Méfions nous de ce pouvoir qui perd confiance dans ses citoyens
Depuis 2004 et inlassablement depuis 2007 la France se voit toucher d’un mal sournois : la dérive sécuritaire.
Cette dérive est l’aveu d’un échec sans conséquence des lois qui ont précédé cet emballement sécuritaire. Ce mal qui empoisonne les fondements de notre démocratie est devenu visible avec la confirmation par le gouvernement des quelques 900 000 gardes à vue enregistrées. C’est-à-dire qu’aujourd’hui, 2500 personnes auront été mises en garde à vue. Cette pratique devenue anodine doit nécessairement amener des réactions et celles-ci ne se sont pas fait attendre puisque l’ensemble de la classe politique soulève le sujet en y soulignant le problème.

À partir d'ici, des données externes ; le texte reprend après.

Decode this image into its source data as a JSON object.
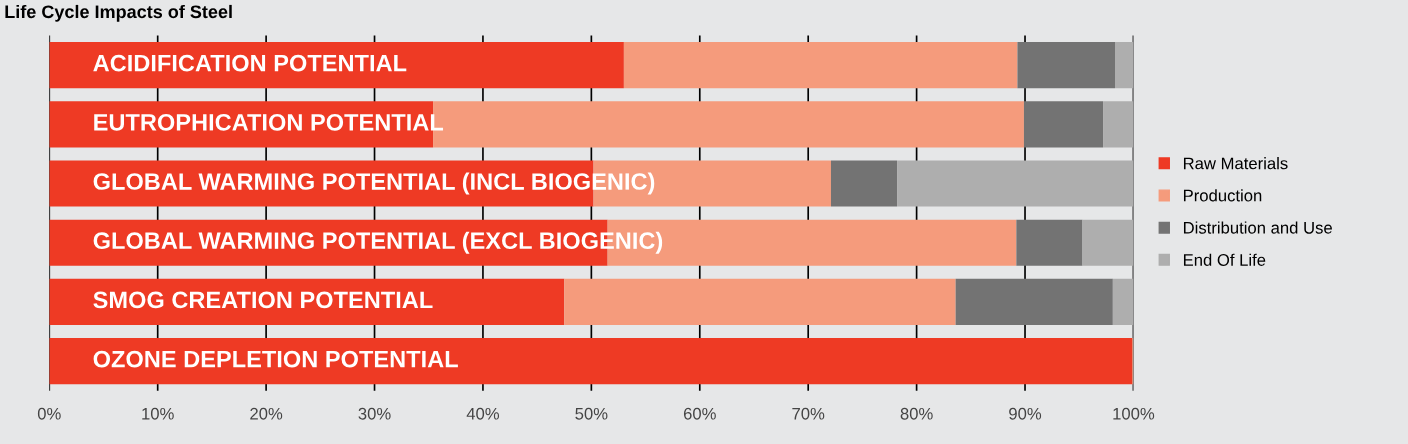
{
  "chart_data": {
    "type": "bar",
    "orientation": "horizontal",
    "stacked": true,
    "title": "Life Cycle Impacts of Steel",
    "categories": [
      "ACIDIFICATION POTENTIAL",
      "EUTROPHICATION POTENTIAL",
      "GLOBAL WARMING POTENTIAL (INCL BIOGENIC)",
      "GLOBAL WARMING POTENTIAL (EXCL BIOGENIC)",
      "SMOG CREATION POTENTIAL",
      "OZONE DEPLETION POTENTIAL"
    ],
    "series": [
      {
        "name": "Raw Materials",
        "color": "#ee3a24",
        "values": [
          53.0,
          35.4,
          50.2,
          51.5,
          47.5,
          99.9
        ]
      },
      {
        "name": "Production",
        "color": "#f59b7c",
        "values": [
          36.3,
          54.5,
          21.9,
          37.7,
          36.1,
          0.1
        ]
      },
      {
        "name": "Distribution and Use",
        "color": "#737373",
        "values": [
          9.0,
          7.3,
          6.1,
          6.1,
          14.5,
          0
        ]
      },
      {
        "name": "End Of Life",
        "color": "#aeaeae",
        "values": [
          1.7,
          2.8,
          21.8,
          4.7,
          1.9,
          0
        ]
      }
    ],
    "xlim": [
      0,
      100
    ],
    "xticks": [
      {
        "value": 0,
        "label": "0%"
      },
      {
        "value": 10,
        "label": "10%"
      },
      {
        "value": 20,
        "label": "20%"
      },
      {
        "value": 30,
        "label": "30%"
      },
      {
        "value": 40,
        "label": "40%"
      },
      {
        "value": 50,
        "label": "50%"
      },
      {
        "value": 60,
        "label": "60%"
      },
      {
        "value": 70,
        "label": "70%"
      },
      {
        "value": 80,
        "label": "80%"
      },
      {
        "value": 90,
        "label": "90%"
      },
      {
        "value": 100,
        "label": "100%"
      }
    ],
    "grid": "x",
    "legend": "right"
  }
}
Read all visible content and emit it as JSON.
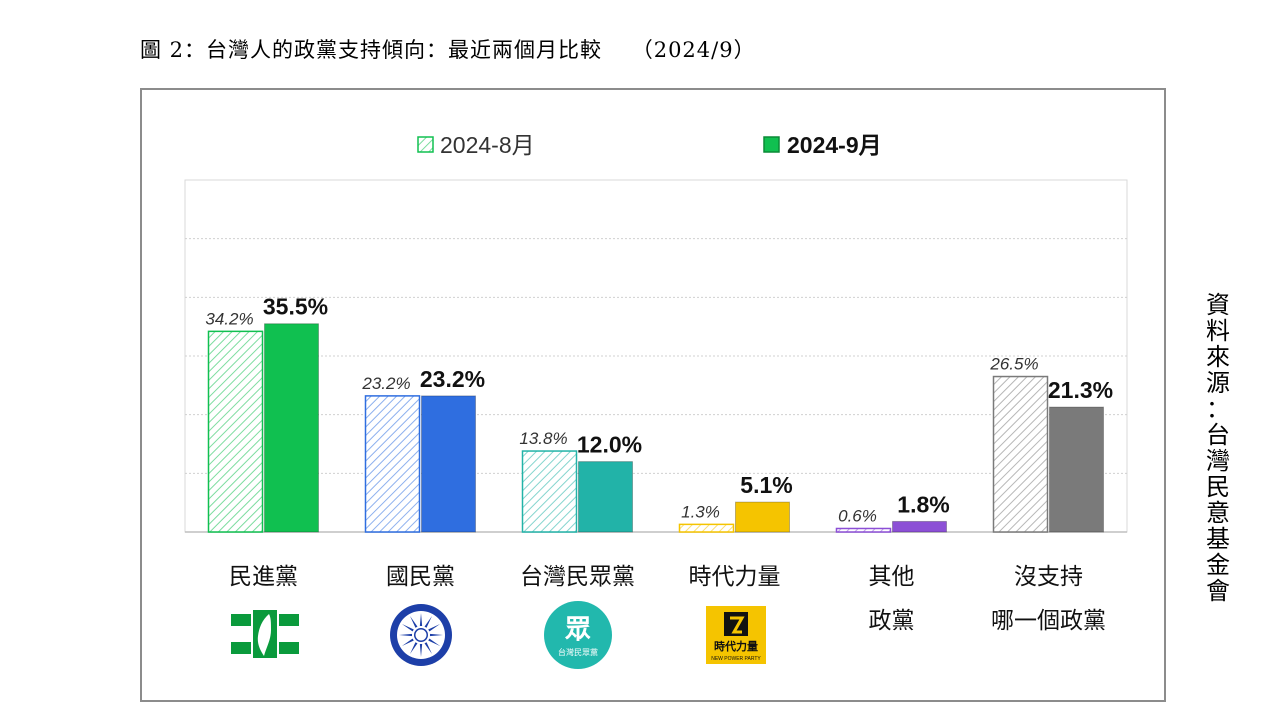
{
  "figure_title": "圖 2：台灣人的政黨支持傾向：最近兩個月比較　 （2024/9）",
  "source_text": "資料來源：台灣民意基金會",
  "colors": {
    "dpp": "#10c050",
    "kmt": "#2f6ee0",
    "tpp": "#22b3a8",
    "npp": "#f5c400",
    "other": "#8c4fd6",
    "none": "#7a7a7a"
  },
  "chart_data": {
    "type": "bar",
    "title": "",
    "xlabel": "",
    "ylabel": "",
    "ylim": [
      0,
      60
    ],
    "grid": true,
    "legend_position": "top",
    "categories": [
      "民進黨",
      "國民黨",
      "台灣民眾黨",
      "時代力量",
      "其他\n政黨",
      "沒支持\n哪一個政黨"
    ],
    "series": [
      {
        "name": "2024-8月",
        "values": [
          34.2,
          23.2,
          13.8,
          1.3,
          0.6,
          26.5
        ],
        "style": "hatched",
        "labels": [
          "34.2%",
          "23.2%",
          "13.8%",
          "1.3%",
          "0.6%",
          "26.5%"
        ]
      },
      {
        "name": "2024-9月",
        "values": [
          35.5,
          23.2,
          12.0,
          5.1,
          1.8,
          21.3
        ],
        "style": "solid",
        "labels": [
          "35.5%",
          "23.2%",
          "12.0%",
          "5.1%",
          "1.8%",
          "21.3%"
        ]
      }
    ]
  },
  "logos": {
    "tpp_text": "眾",
    "tpp_sub": "台灣民眾黨",
    "npp_text": "時代力量",
    "npp_sub": "NEW POWER PARTY"
  }
}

De plus en plus, nous avons dessiné une société de contrôle où l’individu est forcement suspect. Un suspect kafkaïen qui n’a rien fait de mal. Cette société s’est développée avec la politique du chiffre, de la rentabilité que le gouvernement oblige à l’ensemble de ses services de police. Arrêter, verbaliser, sanctionner un maximum et on aura l’impression que votre zèle prouve votre travail. Nous sommes aujourd’hui dans une société de la poursuite systématique et de la tolérance zéro.
Les forces de l’ordre, courageuses dans leur coupe budgétaire et dans la diminution des effectifs sont dans l’obligation de rendre des comptes à leur hiérarchie. Comment faire de bonnes investigations avec moins d’hommes et moins de moyens ? La réponse est donnée, il suffit de contrôler plus de monde, de contrôler la même population jeune, de banaliser la garde à vue et sur le lot il y sortira bien une personne qui à quelque chose à se reprocher. Affaire classée !

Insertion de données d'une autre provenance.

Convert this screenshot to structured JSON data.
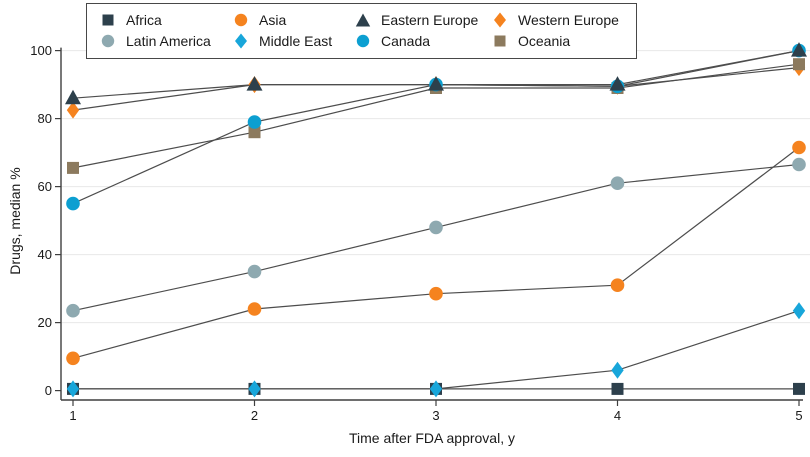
{
  "chart_data": {
    "type": "line",
    "title": "",
    "xlabel": "Time after FDA approval, y",
    "ylabel": "Drugs, median %",
    "x": [
      1,
      2,
      3,
      4,
      5
    ],
    "xticks": [
      "1",
      "2",
      "3",
      "4",
      "5"
    ],
    "yticks": [
      0,
      20,
      40,
      60,
      80,
      100
    ],
    "ylim": [
      0,
      100
    ],
    "grid": true,
    "legend_position": "top",
    "line_color": "#4d4d4d",
    "grid_color": "#e8e8e8",
    "axis_color": "#3f3f3f",
    "series": [
      {
        "name": "Africa",
        "marker": "square",
        "color": "#2d404c",
        "values": [
          0.5,
          0.5,
          0.5,
          0.5,
          0.5
        ]
      },
      {
        "name": "Asia",
        "marker": "circle",
        "color": "#f5831f",
        "values": [
          9.5,
          24,
          28.5,
          31,
          71.5
        ]
      },
      {
        "name": "Eastern Europe",
        "marker": "triangle",
        "color": "#2d404c",
        "values": [
          86,
          90,
          90,
          90,
          100
        ]
      },
      {
        "name": "Western Europe",
        "marker": "diamond",
        "color": "#f5831f",
        "values": [
          82.5,
          90,
          90,
          89.5,
          95
        ]
      },
      {
        "name": "Latin America",
        "marker": "circle",
        "color": "#8ea9b0",
        "values": [
          23.5,
          35,
          48,
          61,
          66.5
        ]
      },
      {
        "name": "Middle East",
        "marker": "diamond",
        "color": "#18a6da",
        "values": [
          0.5,
          0.5,
          0.5,
          6,
          23.5
        ]
      },
      {
        "name": "Canada",
        "marker": "circle",
        "color": "#0c9fd1",
        "values": [
          55,
          79,
          90,
          89.5,
          100
        ]
      },
      {
        "name": "Oceania",
        "marker": "square",
        "color": "#8c7a5e",
        "values": [
          65.5,
          76,
          89,
          89,
          96
        ]
      }
    ],
    "draw_order": [
      "Western Europe",
      "Oceania",
      "Canada",
      "Eastern Europe",
      "Latin America",
      "Asia",
      "Africa",
      "Middle East"
    ]
  }
}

Le gouvernement est dans l’incapacité de répondre aux questions de sécurité. On légifère beaucoup plus, on créé de nouvelle loi pour masquer l’échec des premières. On propose des solutions de sanction sans apporter des solutions de prévention, on installe des caméras de surveillance au lieu de réimplanter une véritable police de proximité, on affecte le policier dans les écoles à la place du professeur, on choisi le débat sur la sécurité pendant les élections au détriment des projets d’action sociale, etc.
Méfions nous de ce pouvoir qui perd confiance dans ses citoyens. Méfions nous de ce pouvoir qui se méfie de la jeunesse. Méfions nous de cet emballement sécuritaire qui nous prive petit à petit de nos libertés.